Die Einwohner sind arbeitsam und häuslich, aber zum größten Theil nur mittelmäßig begütert, manche wirklich in bedrängten Umständen. Die Gewerbetreibenden unter ihnen sind meistens Weber und Maurer, letztere auswärts Arbeit suchend. Schildwirthschaften bestehen 3. Mühlwerk ist keines vorhanden, ungeachtet die Gemeinde vor mehreren Jahren mit einem Opfer von 6000 fl. und nach einem kostspieligen Proceß von dem Mühlbann, der sie an Unter-Ensingen knüpfte, sich befreit hat. Übrigens hat die Gemeinde einigen Güterbesitz, namentlich Baum-Allmanden; ein Stück Weideland von 60 Morgen ist vor einigen Jahren in Bürgertheile zerschlagen worden; auch wurde in der neueren Zeit ein Gemeinde-Backhaus errichtet.

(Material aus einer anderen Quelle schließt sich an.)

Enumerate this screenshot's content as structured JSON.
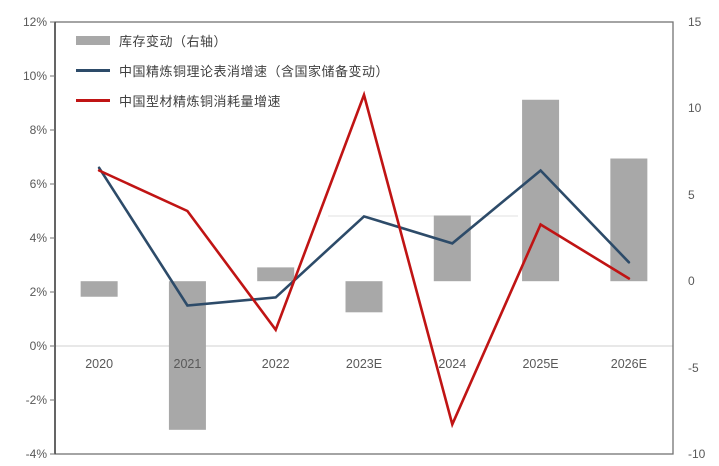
{
  "chart_data": {
    "type": "combo",
    "title": "",
    "categories": [
      "2020",
      "2021",
      "2022",
      "2023E",
      "2024",
      "2025E",
      "2026E"
    ],
    "series": [
      {
        "name": "库存变动（右轴）",
        "type": "bar",
        "axis": "right",
        "color": "#a8a8a8",
        "values": [
          -0.9,
          -8.6,
          0.8,
          -1.8,
          3.8,
          10.5,
          7.1
        ]
      },
      {
        "name": "中国精炼铜理论表消增速（含国家储备变动）",
        "type": "line",
        "axis": "left",
        "color": "#2d4b69",
        "values": [
          6.6,
          1.5,
          1.8,
          4.8,
          3.8,
          6.5,
          3.1
        ]
      },
      {
        "name": "中国型材精炼铜消耗量增速",
        "type": "line",
        "axis": "left",
        "color": "#c01414",
        "values": [
          6.5,
          5.0,
          0.6,
          9.3,
          -2.9,
          4.5,
          2.5
        ]
      }
    ],
    "left_axis": {
      "min": -4,
      "max": 12,
      "step": 2,
      "ticks": [
        "12%",
        "10%",
        "8%",
        "6%",
        "4%",
        "2%",
        "0%",
        "-2%",
        "-4%"
      ]
    },
    "right_axis": {
      "min": -10,
      "max": 15,
      "step": 5,
      "ticks": [
        "15",
        "10",
        "5",
        "0",
        "-5",
        "-10"
      ]
    },
    "legend_position": "top-left-inside",
    "grid": "zero-line-only",
    "xlabel": "",
    "ylabel": ""
  },
  "colors": {
    "background": "#ffffff",
    "frame": "#737373",
    "left_axis_line": "#404040",
    "zero_gridline": "#d9d9d9",
    "faint_artifact_line": "#e7e7e7",
    "tick_text": "#595959",
    "legend_text": "#404040"
  }
}
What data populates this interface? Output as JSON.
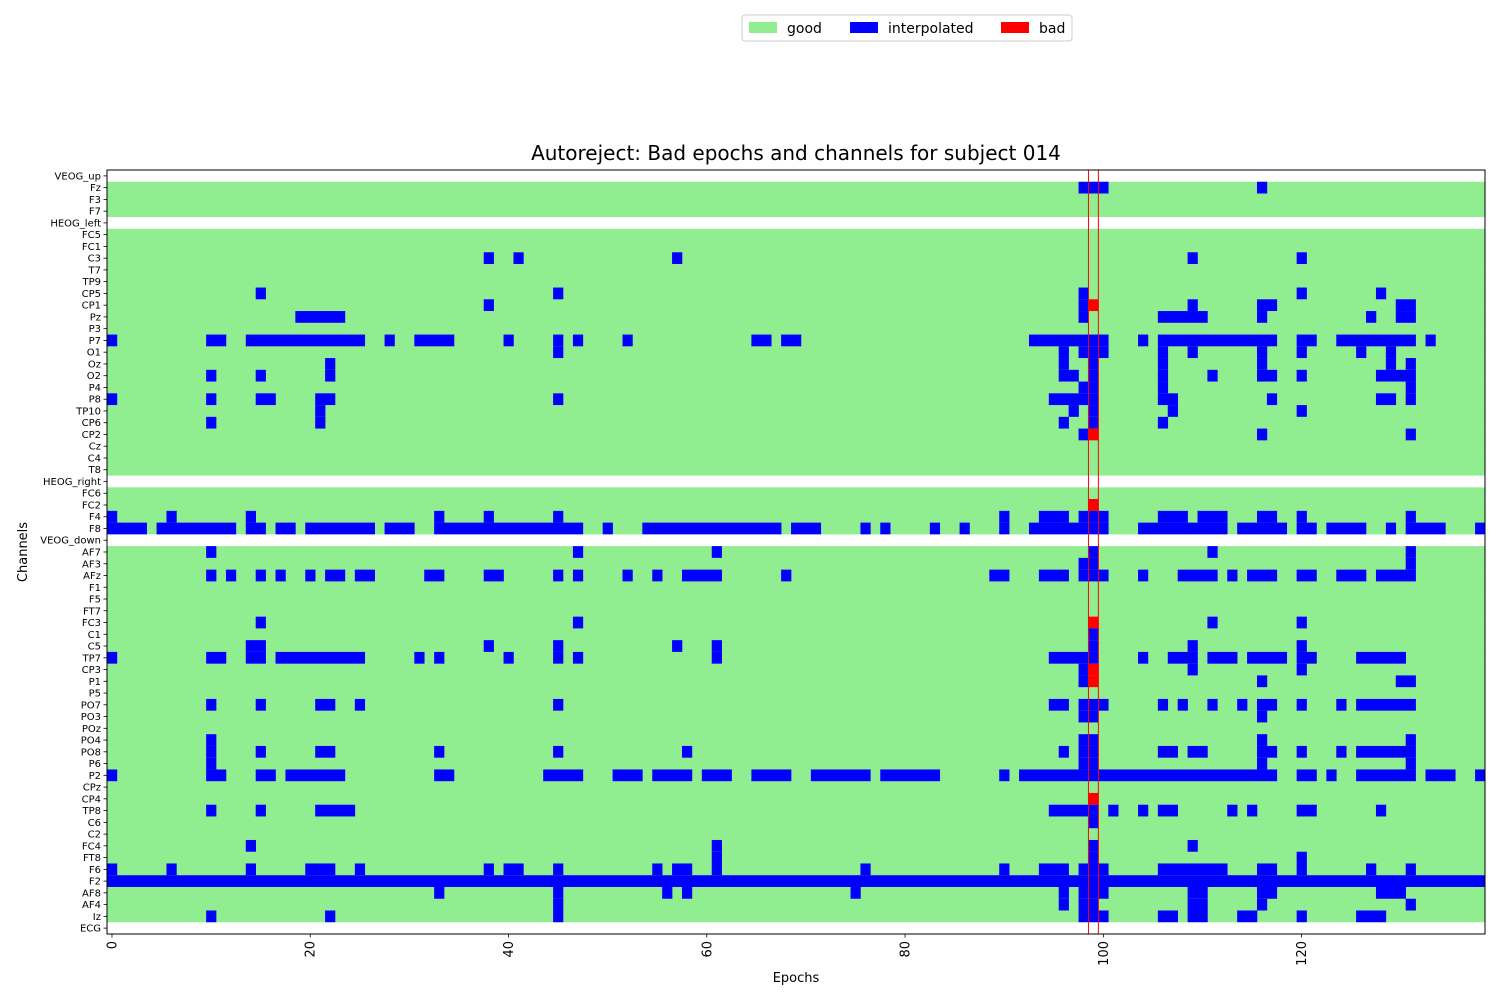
{
  "chart_data": {
    "type": "heatmap",
    "title": "Autoreject: Bad epochs and channels for subject 014",
    "xlabel": "Epochs",
    "ylabel": "Channels",
    "n_epochs": 139,
    "xlim": [
      0,
      139
    ],
    "x_ticks": [
      0,
      20,
      40,
      60,
      80,
      100,
      120
    ],
    "channels": [
      "VEOG_up",
      "Fz",
      "F3",
      "F7",
      "HEOG_left",
      "FC5",
      "FC1",
      "C3",
      "T7",
      "TP9",
      "CP5",
      "CP1",
      "Pz",
      "P3",
      "P7",
      "O1",
      "Oz",
      "O2",
      "P4",
      "P8",
      "TP10",
      "CP6",
      "CP2",
      "Cz",
      "C4",
      "T8",
      "HEOG_right",
      "FC6",
      "FC2",
      "F4",
      "F8",
      "VEOG_down",
      "AF7",
      "AF3",
      "AFz",
      "F1",
      "F5",
      "FT7",
      "FC3",
      "C1",
      "C5",
      "TP7",
      "CP3",
      "P1",
      "P5",
      "PO7",
      "PO3",
      "POz",
      "PO4",
      "PO8",
      "P6",
      "P2",
      "CPz",
      "CP4",
      "TP8",
      "C6",
      "C2",
      "FC4",
      "FT8",
      "F6",
      "F2",
      "AF8",
      "AF4",
      "Iz",
      "ECG"
    ],
    "excluded_channels": [
      "VEOG_up",
      "HEOG_left",
      "HEOG_right",
      "VEOG_down",
      "ECG"
    ],
    "legend": [
      {
        "label": "good",
        "color": "#90ee90"
      },
      {
        "label": "interpolated",
        "color": "#0000ff"
      },
      {
        "label": "bad",
        "color": "#ff0000"
      }
    ],
    "legend_position": "top-center",
    "excluded_color": "#ffffff",
    "bad_epochs": [
      99
    ],
    "bad_epoch_line_color": "#ff0000",
    "interpolated": {
      "Fz": [
        [
          98,
          100
        ],
        [
          116,
          116
        ]
      ],
      "C3": [
        [
          38,
          38
        ],
        [
          41,
          41
        ],
        [
          57,
          57
        ],
        [
          109,
          109
        ],
        [
          120,
          120
        ]
      ],
      "CP5": [
        [
          15,
          15
        ],
        [
          45,
          45
        ],
        [
          98,
          98
        ],
        [
          120,
          120
        ],
        [
          128,
          128
        ]
      ],
      "CP1": [
        [
          38,
          38
        ],
        [
          98,
          98
        ],
        [
          109,
          109
        ],
        [
          116,
          117
        ],
        [
          130,
          131
        ]
      ],
      "Pz": [
        [
          19,
          23
        ],
        [
          98,
          98
        ],
        [
          106,
          110
        ],
        [
          116,
          116
        ],
        [
          127,
          127
        ],
        [
          130,
          131
        ]
      ],
      "P7": [
        [
          0,
          0
        ],
        [
          10,
          11
        ],
        [
          14,
          25
        ],
        [
          28,
          28
        ],
        [
          31,
          34
        ],
        [
          40,
          40
        ],
        [
          45,
          45
        ],
        [
          47,
          47
        ],
        [
          52,
          52
        ],
        [
          65,
          66
        ],
        [
          68,
          69
        ],
        [
          93,
          100
        ],
        [
          104,
          104
        ],
        [
          106,
          117
        ],
        [
          120,
          121
        ],
        [
          124,
          131
        ],
        [
          133,
          133
        ]
      ],
      "O1": [
        [
          45,
          45
        ],
        [
          96,
          96
        ],
        [
          98,
          100
        ],
        [
          106,
          106
        ],
        [
          109,
          109
        ],
        [
          116,
          116
        ],
        [
          120,
          120
        ],
        [
          126,
          126
        ],
        [
          129,
          129
        ]
      ],
      "Oz": [
        [
          22,
          22
        ],
        [
          96,
          96
        ],
        [
          99,
          99
        ],
        [
          106,
          106
        ],
        [
          116,
          116
        ],
        [
          129,
          129
        ],
        [
          131,
          131
        ]
      ],
      "O2": [
        [
          10,
          10
        ],
        [
          15,
          15
        ],
        [
          22,
          22
        ],
        [
          96,
          97
        ],
        [
          99,
          99
        ],
        [
          106,
          106
        ],
        [
          111,
          111
        ],
        [
          116,
          117
        ],
        [
          120,
          120
        ],
        [
          128,
          131
        ]
      ],
      "P4": [
        [
          98,
          99
        ],
        [
          106,
          106
        ],
        [
          131,
          131
        ]
      ],
      "P8": [
        [
          0,
          0
        ],
        [
          10,
          10
        ],
        [
          15,
          16
        ],
        [
          21,
          22
        ],
        [
          45,
          45
        ],
        [
          95,
          98
        ],
        [
          99,
          99
        ],
        [
          106,
          107
        ],
        [
          117,
          117
        ],
        [
          128,
          129
        ],
        [
          131,
          131
        ]
      ],
      "TP10": [
        [
          21,
          21
        ],
        [
          97,
          97
        ],
        [
          99,
          99
        ],
        [
          107,
          107
        ],
        [
          120,
          120
        ]
      ],
      "CP6": [
        [
          10,
          10
        ],
        [
          21,
          21
        ],
        [
          96,
          96
        ],
        [
          99,
          99
        ],
        [
          106,
          106
        ]
      ],
      "CP2": [
        [
          98,
          98
        ],
        [
          116,
          116
        ],
        [
          131,
          131
        ]
      ],
      "FC2": [
        [
          99,
          99
        ]
      ],
      "F4": [
        [
          0,
          0
        ],
        [
          6,
          6
        ],
        [
          14,
          14
        ],
        [
          33,
          33
        ],
        [
          38,
          38
        ],
        [
          45,
          45
        ],
        [
          90,
          90
        ],
        [
          94,
          96
        ],
        [
          98,
          100
        ],
        [
          106,
          108
        ],
        [
          110,
          112
        ],
        [
          116,
          117
        ],
        [
          120,
          120
        ],
        [
          131,
          131
        ]
      ],
      "F8": [
        [
          0,
          3
        ],
        [
          5,
          12
        ],
        [
          14,
          15
        ],
        [
          17,
          18
        ],
        [
          20,
          26
        ],
        [
          28,
          30
        ],
        [
          33,
          47
        ],
        [
          50,
          50
        ],
        [
          54,
          67
        ],
        [
          69,
          71
        ],
        [
          76,
          76
        ],
        [
          78,
          78
        ],
        [
          83,
          83
        ],
        [
          86,
          86
        ],
        [
          90,
          90
        ],
        [
          93,
          100
        ],
        [
          104,
          105
        ],
        [
          106,
          108
        ],
        [
          109,
          112
        ],
        [
          114,
          116
        ],
        [
          117,
          118
        ],
        [
          120,
          121
        ],
        [
          123,
          126
        ],
        [
          129,
          129
        ],
        [
          131,
          134
        ],
        [
          138,
          138
        ]
      ],
      "AF7": [
        [
          10,
          10
        ],
        [
          47,
          47
        ],
        [
          61,
          61
        ],
        [
          99,
          99
        ],
        [
          111,
          111
        ],
        [
          131,
          131
        ]
      ],
      "AF3": [
        [
          98,
          99
        ],
        [
          131,
          131
        ]
      ],
      "AFz": [
        [
          10,
          10
        ],
        [
          12,
          12
        ],
        [
          15,
          15
        ],
        [
          17,
          17
        ],
        [
          20,
          20
        ],
        [
          22,
          23
        ],
        [
          25,
          26
        ],
        [
          32,
          33
        ],
        [
          38,
          39
        ],
        [
          45,
          45
        ],
        [
          47,
          47
        ],
        [
          52,
          52
        ],
        [
          55,
          55
        ],
        [
          58,
          61
        ],
        [
          68,
          68
        ],
        [
          89,
          90
        ],
        [
          94,
          96
        ],
        [
          98,
          100
        ],
        [
          104,
          104
        ],
        [
          108,
          111
        ],
        [
          113,
          113
        ],
        [
          115,
          117
        ],
        [
          120,
          121
        ],
        [
          124,
          126
        ],
        [
          128,
          130
        ],
        [
          131,
          131
        ]
      ],
      "FC3": [
        [
          15,
          15
        ],
        [
          47,
          47
        ],
        [
          111,
          111
        ],
        [
          120,
          120
        ]
      ],
      "C1": [
        [
          99,
          99
        ]
      ],
      "C5": [
        [
          14,
          15
        ],
        [
          38,
          38
        ],
        [
          45,
          45
        ],
        [
          57,
          57
        ],
        [
          61,
          61
        ],
        [
          99,
          99
        ],
        [
          109,
          109
        ],
        [
          120,
          120
        ]
      ],
      "TP7": [
        [
          0,
          0
        ],
        [
          10,
          11
        ],
        [
          14,
          15
        ],
        [
          17,
          25
        ],
        [
          31,
          31
        ],
        [
          33,
          33
        ],
        [
          40,
          40
        ],
        [
          45,
          45
        ],
        [
          47,
          47
        ],
        [
          61,
          61
        ],
        [
          95,
          98
        ],
        [
          99,
          99
        ],
        [
          104,
          104
        ],
        [
          107,
          108
        ],
        [
          109,
          109
        ],
        [
          111,
          113
        ],
        [
          115,
          118
        ],
        [
          120,
          121
        ],
        [
          126,
          130
        ]
      ],
      "CP3": [
        [
          98,
          98
        ],
        [
          109,
          109
        ],
        [
          120,
          120
        ]
      ],
      "P1": [
        [
          98,
          98
        ],
        [
          116,
          116
        ],
        [
          130,
          131
        ]
      ],
      "PO7": [
        [
          10,
          10
        ],
        [
          15,
          15
        ],
        [
          21,
          22
        ],
        [
          25,
          25
        ],
        [
          45,
          45
        ],
        [
          95,
          96
        ],
        [
          98,
          100
        ],
        [
          106,
          106
        ],
        [
          108,
          108
        ],
        [
          111,
          111
        ],
        [
          114,
          114
        ],
        [
          116,
          117
        ],
        [
          120,
          120
        ],
        [
          124,
          124
        ],
        [
          126,
          131
        ]
      ],
      "PO3": [
        [
          98,
          99
        ],
        [
          116,
          116
        ]
      ],
      "PO4": [
        [
          10,
          10
        ],
        [
          98,
          99
        ],
        [
          116,
          116
        ],
        [
          131,
          131
        ]
      ],
      "PO8": [
        [
          10,
          10
        ],
        [
          15,
          15
        ],
        [
          21,
          22
        ],
        [
          33,
          33
        ],
        [
          45,
          45
        ],
        [
          58,
          58
        ],
        [
          96,
          96
        ],
        [
          98,
          99
        ],
        [
          106,
          107
        ],
        [
          109,
          110
        ],
        [
          116,
          117
        ],
        [
          120,
          120
        ],
        [
          124,
          124
        ],
        [
          126,
          131
        ]
      ],
      "P6": [
        [
          10,
          10
        ],
        [
          98,
          99
        ],
        [
          116,
          116
        ],
        [
          131,
          131
        ]
      ],
      "P2": [
        [
          0,
          0
        ],
        [
          10,
          11
        ],
        [
          15,
          16
        ],
        [
          18,
          23
        ],
        [
          33,
          34
        ],
        [
          44,
          47
        ],
        [
          51,
          53
        ],
        [
          55,
          58
        ],
        [
          60,
          62
        ],
        [
          65,
          68
        ],
        [
          71,
          76
        ],
        [
          78,
          83
        ],
        [
          90,
          90
        ],
        [
          92,
          117
        ],
        [
          120,
          121
        ],
        [
          123,
          123
        ],
        [
          126,
          131
        ],
        [
          133,
          135
        ],
        [
          138,
          138
        ]
      ],
      "TP8": [
        [
          10,
          10
        ],
        [
          15,
          15
        ],
        [
          21,
          24
        ],
        [
          95,
          98
        ],
        [
          99,
          99
        ],
        [
          101,
          101
        ],
        [
          104,
          104
        ],
        [
          106,
          107
        ],
        [
          113,
          113
        ],
        [
          115,
          115
        ],
        [
          120,
          121
        ],
        [
          128,
          128
        ]
      ],
      "C6": [
        [
          99,
          99
        ]
      ],
      "FC4": [
        [
          14,
          14
        ],
        [
          61,
          61
        ],
        [
          99,
          99
        ],
        [
          109,
          109
        ]
      ],
      "FT8": [
        [
          61,
          61
        ],
        [
          99,
          99
        ],
        [
          120,
          120
        ]
      ],
      "F6": [
        [
          0,
          0
        ],
        [
          6,
          6
        ],
        [
          14,
          14
        ],
        [
          20,
          22
        ],
        [
          25,
          25
        ],
        [
          38,
          38
        ],
        [
          40,
          41
        ],
        [
          45,
          45
        ],
        [
          55,
          55
        ],
        [
          57,
          58
        ],
        [
          61,
          61
        ],
        [
          76,
          76
        ],
        [
          90,
          90
        ],
        [
          94,
          96
        ],
        [
          98,
          100
        ],
        [
          106,
          112
        ],
        [
          116,
          117
        ],
        [
          120,
          120
        ],
        [
          127,
          127
        ],
        [
          131,
          131
        ]
      ],
      "F2": [
        [
          0,
          138
        ]
      ],
      "AF8": [
        [
          33,
          33
        ],
        [
          45,
          45
        ],
        [
          56,
          56
        ],
        [
          58,
          58
        ],
        [
          75,
          75
        ],
        [
          96,
          96
        ],
        [
          98,
          100
        ],
        [
          109,
          110
        ],
        [
          116,
          117
        ],
        [
          128,
          130
        ]
      ],
      "AF4": [
        [
          45,
          45
        ],
        [
          96,
          96
        ],
        [
          98,
          99
        ],
        [
          109,
          110
        ],
        [
          116,
          116
        ],
        [
          131,
          131
        ]
      ],
      "Iz": [
        [
          10,
          10
        ],
        [
          22,
          22
        ],
        [
          45,
          45
        ],
        [
          98,
          99
        ],
        [
          100,
          100
        ],
        [
          106,
          107
        ],
        [
          109,
          110
        ],
        [
          114,
          115
        ],
        [
          120,
          120
        ],
        [
          126,
          128
        ]
      ]
    },
    "bad": {
      "CP1": [
        [
          99,
          99
        ]
      ],
      "CP2": [
        [
          99,
          99
        ]
      ],
      "FC2": [
        [
          99,
          99
        ]
      ],
      "FC3": [
        [
          99,
          99
        ]
      ],
      "CP3": [
        [
          99,
          99
        ]
      ],
      "P1": [
        [
          99,
          99
        ]
      ],
      "CP4": [
        [
          99,
          99
        ]
      ]
    }
  }
}
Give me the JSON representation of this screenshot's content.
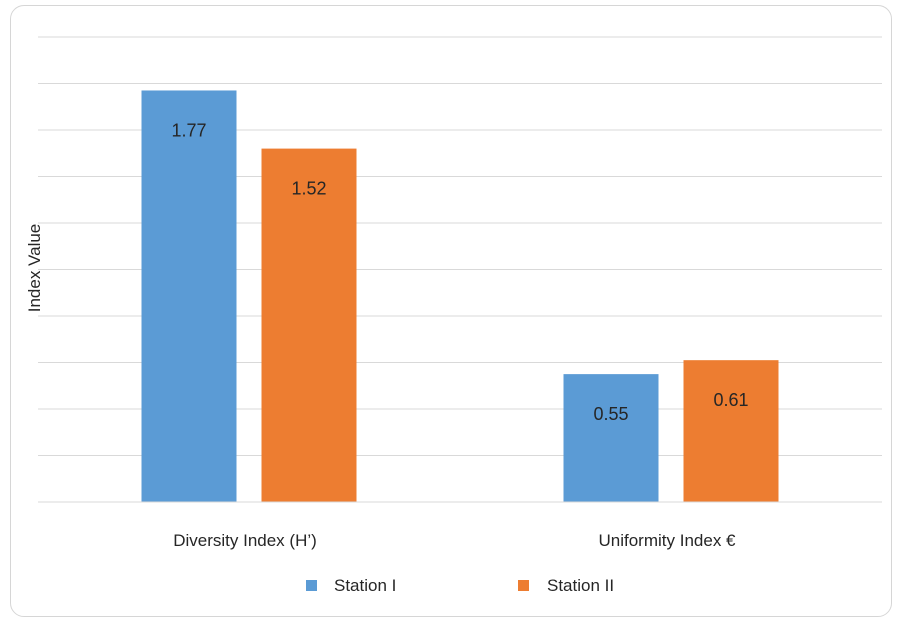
{
  "chart_data": {
    "type": "bar",
    "title": "",
    "xlabel": "",
    "ylabel": "Index Value",
    "categories": [
      "Diversity Index (H’)",
      "Uniformity Index €"
    ],
    "series": [
      {
        "name": "Station I",
        "values": [
          1.77,
          0.55
        ],
        "color": "#5B9BD5"
      },
      {
        "name": "Station II",
        "values": [
          1.52,
          0.61
        ],
        "color": "#ED7D31"
      }
    ],
    "ylim": [
      0,
      2.0
    ],
    "grid": true,
    "axis_tick_labels_shown": false,
    "legend_position": "bottom",
    "data_labels": "inside-end"
  }
}
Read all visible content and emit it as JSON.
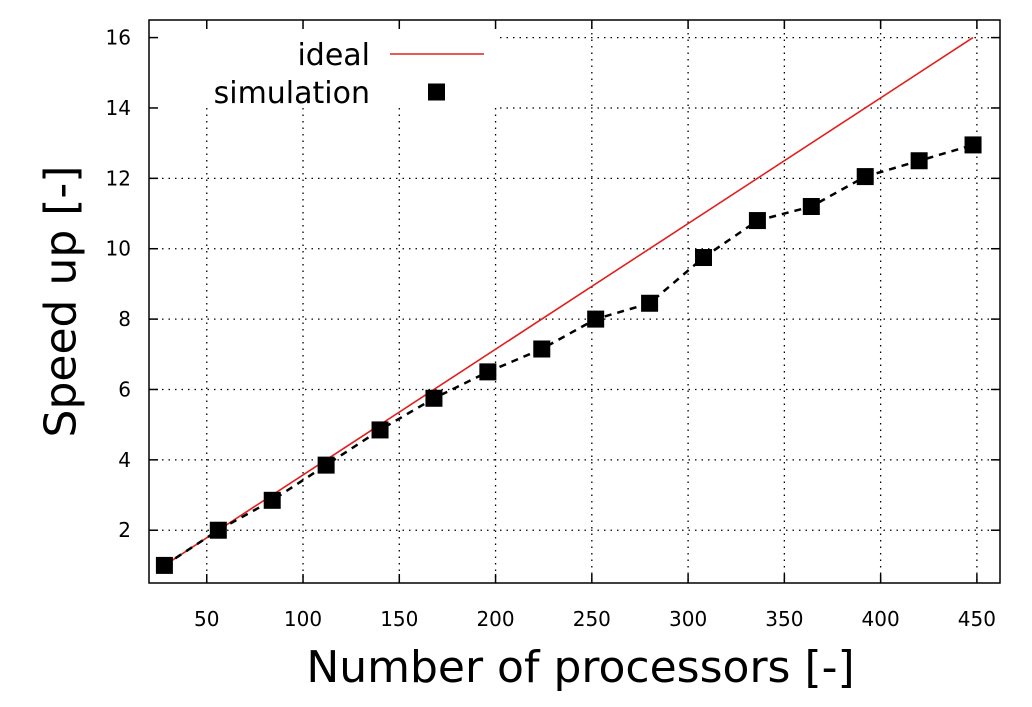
{
  "chart_data": {
    "type": "line",
    "title": "",
    "xlabel": "Number of processors [-]",
    "ylabel": "Speed up [-]",
    "xlim": [
      20,
      462
    ],
    "ylim": [
      0.5,
      16.5
    ],
    "xticks": [
      50,
      100,
      150,
      200,
      250,
      300,
      350,
      400,
      450
    ],
    "yticks": [
      2,
      4,
      6,
      8,
      10,
      12,
      14,
      16
    ],
    "grid": true,
    "grid_style": "dotted",
    "legend_position": "top-left",
    "series": [
      {
        "name": "ideal",
        "style": "solid-line",
        "color": "#e0201c",
        "x": [
          28,
          448
        ],
        "y": [
          1,
          16
        ]
      },
      {
        "name": "simulation",
        "style": "squares-dashed",
        "color": "#000000",
        "x": [
          28,
          56,
          84,
          112,
          140,
          168,
          196,
          224,
          252,
          280,
          308,
          336,
          364,
          392,
          420,
          448
        ],
        "y": [
          1.0,
          2.0,
          2.85,
          3.85,
          4.85,
          5.75,
          6.5,
          7.15,
          8.0,
          8.45,
          9.75,
          10.8,
          11.2,
          12.05,
          12.5,
          12.95
        ]
      }
    ]
  }
}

Den Fruchtzehnten bezieht zu einem größern Theil der Hospital Nürtingen, zu einem kleinern der Staat, den Weinzehnten letzterer allein. Der kleine Zehnte ist durch Vertrag von 1581 von dem Hospital der Ortspfarrei überlassen, der Heuzehnte aber abgelöst worden. Das Fischwasser ist Eigenthum eines Unter-Ensinger Privaten.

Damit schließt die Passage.